Kori Street to Discuss Genocide Education at Armenian Genocide Centennial Conference

Fri, 02/20/2015 - 5:00pm

Kori Street, USC Shoah Foundation Director of Education, will join other education experts for a panel discussion at the Responsibility 2015 conference in New York City, which will commemorate the centennial anniversary of the Armenian Genocide.

Responsibility 2015 is organized by the Armenian Revolutionary Federation (ARF)’s Eastern U.S. Committee. ARF was founded in 1890 and led the effort to establish the first Armenian Republic in 1918. Since then, it has established a presence throughout the Armenian Diaspora to support communities and contribute to the stability and security of Armenia and its people.

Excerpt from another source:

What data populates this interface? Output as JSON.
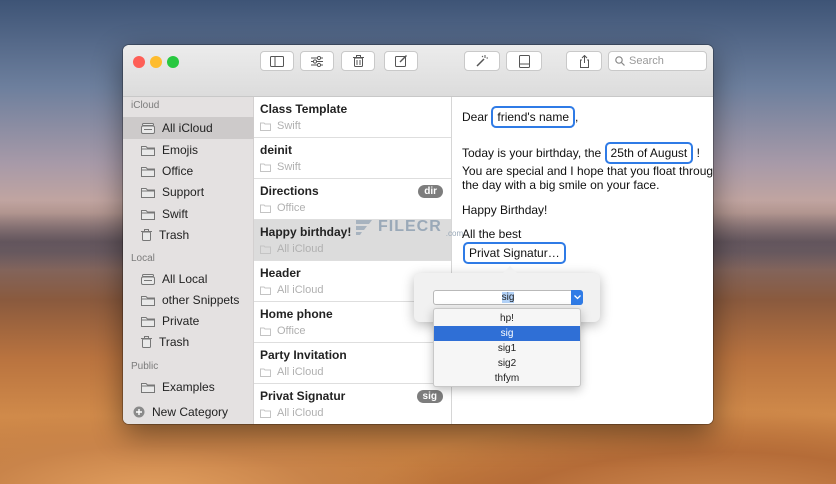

The conference will be held March 13 to 15 at the Marriott Marquis Hotel in New York City. Experts and scholars in the Armenian Genocide will participate in panel discussions and lectures about topics including “The Armenian Genocide in US Policy Circles,” “Attitudes in Turkey” and “Gender and Genocide.”

Street will participate in a panel titled “Genocide Education,” with Deborah Dwork, Rose Professor of Holocaust History at Clark University and founding director of the Strassler Center; Sara Cohan, Education Director of The Genocide Education Project; and Mary Papazian, President of Southern Connecticut State University.

Street will present her paper “I am an eyewitness, seeing a nation that died”:  Using Testimonies in Teaching About the Armenian Genocide.

In his interview with Richard Hagopian, Sam Kadorian utters the words in this title.  His interview is one of the many being ingested into the University of Southern California Visual History Archive.  Once ingested, it will be available for use in education around the world. This presentation will engage the theoretical and practical implications of effectively using the audio-visual testimonies of the USC Shoah Foundation Visual History Archive.  Students have demonstrated significant cognitive and affective gains across disciplines when testimony based education is used in teaching.  With a focus on the teaching of genocide, both as a historically specific moment and a universal human experience, the presentation will explore the challenges and opportunities of using first person narrative.

USC Shoah Foundation is currently in the process of digitizing, cataloging and indexing its new Armenian Genocide Collection into the Visual History Archive. The 400 interviews were collected by the late Dr. J. Michael Hagopian from 1972-2005, and include Armenian Genocide survivors, witnesses and scholars. The first batch of 40 testimonies will be integrated into the Visual History Archive in April 2015, and will also be featured in new IWitness activities.

Richard Hovannisian, Professor Emeritus of History at UCLA, will also speak on the “Armenian Genocide Scholarship” panel. He is currently adjunct professor at USC for his support to USC Shoah Foundation on the Armenian Genocide Collection.